Fishbein had suggested the name change, which he said will align it with its four sister campuses, all of which are known by their geographic location.
“More significant though is the opportunity to accurately claim our service to the needs of students in Ohio, Kentucky, Indiana, Illinois and even across the nation thanks to our low-residency programs,” Fishbein said in a news release.
Other campuses include Antioch University New England in Keene, N.H., and those in Los Angeles, Santa Barbara and Seattle.
University Chancellor Tullisse “Toni” Murdock said the name change comes as Antioch University has sought to develop and launch a new brand structure for the university as a result of its recent strategic planning.
Fishbein announced also that the campus library is being renamed in honor of Douglas McGregor, the former Antioch College president and management guru for which the school had been named.
Fishbein focused his inaugural speech on living a life that matters through socially engaged citizenship.

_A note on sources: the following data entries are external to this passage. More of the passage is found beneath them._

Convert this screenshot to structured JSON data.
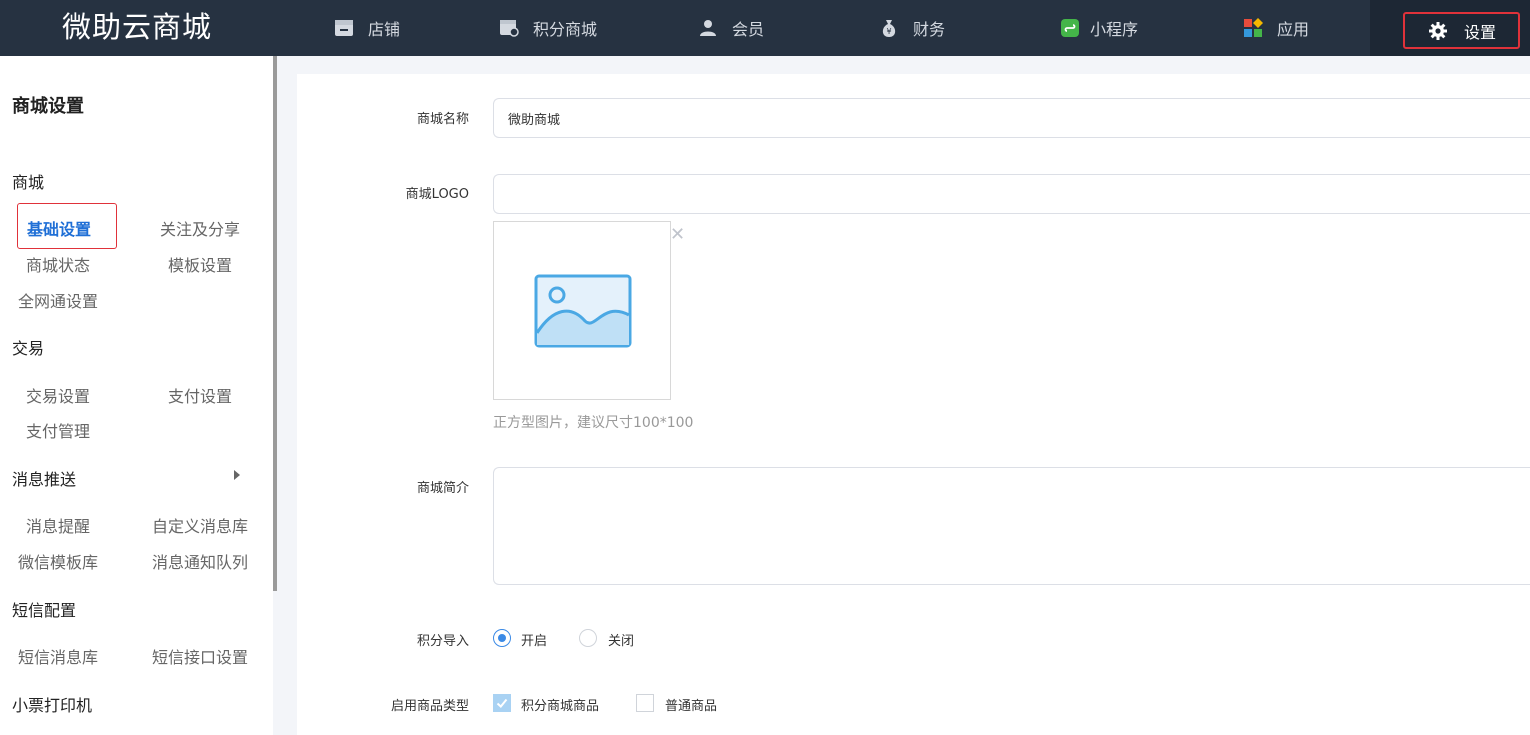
{
  "app": {
    "brand": "微助云商城"
  },
  "topnav": {
    "items": [
      {
        "label": "店铺",
        "icon": "store-icon"
      },
      {
        "label": "积分商城",
        "icon": "points-mall-icon"
      },
      {
        "label": "会员",
        "icon": "member-icon"
      },
      {
        "label": "财务",
        "icon": "money-bag-icon"
      },
      {
        "label": "小程序",
        "icon": "mini-program-icon"
      },
      {
        "label": "应用",
        "icon": "apps-icon"
      }
    ],
    "settings_label": "设置"
  },
  "sidebar": {
    "title": "商城设置",
    "groups": [
      {
        "label": "商城",
        "links": [
          "基础设置",
          "关注及分享",
          "商城状态",
          "模板设置",
          "全网通设置"
        ]
      },
      {
        "label": "交易",
        "links": [
          "交易设置",
          "支付设置",
          "支付管理"
        ]
      },
      {
        "label": "消息推送",
        "links": [
          "消息提醒",
          "自定义消息库",
          "微信模板库",
          "消息通知队列"
        ]
      },
      {
        "label": "短信配置",
        "links": [
          "短信消息库",
          "短信接口设置"
        ]
      },
      {
        "label": "小票打印机",
        "links": []
      }
    ],
    "active": "基础设置"
  },
  "form": {
    "name_label": "商城名称",
    "name_value": "微助商城",
    "logo_label": "商城LOGO",
    "logo_value": "",
    "logo_hint": "正方型图片，建议尺寸100*100",
    "intro_label": "商城简介",
    "intro_value": "",
    "points_import_label": "积分导入",
    "points_import_options": [
      "开启",
      "关闭"
    ],
    "points_import_selected": "开启",
    "goods_type_label": "启用商品类型",
    "goods_type_options": [
      "积分商城商品",
      "普通商品"
    ],
    "goods_type_checked": [
      "积分商城商品"
    ]
  },
  "colors": {
    "topbar_bg": "#263241",
    "accent_red": "#e0323a",
    "active_blue": "#1f6fd6",
    "radio_blue": "#3b8ae6",
    "image_icon_blue": "#4aa8e4"
  }
}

“It is my purpose to say that the commitment to socially engaged citizenship is inextricably bound to the requirements of critical thought,” he said. “You cannot be a socially engaged citizen unless you know how to think. This is what Antioch understands in its bones. It is what draws me, sustains me and ultimately affirms me: The feeling that I am in the company of quiet heroes.”
Fishbein recalled the beginnings of Antioch University and the administration that fostered it. “James Payson Dixon, who served as Antioch College president from 1959 until 1975, whose vision for Antioch forever altered its path, created for Antioch its first adult campus in Putney, Vermont,” he said. “We have been changing ever since, advancing and rethinking,” Fishbein said.
In 1959, Time Magazine quoted Dixon’s ambition that Antioch would “invade the frontiers of the status quo.” Fishbein said he intends to carry that legacy forward.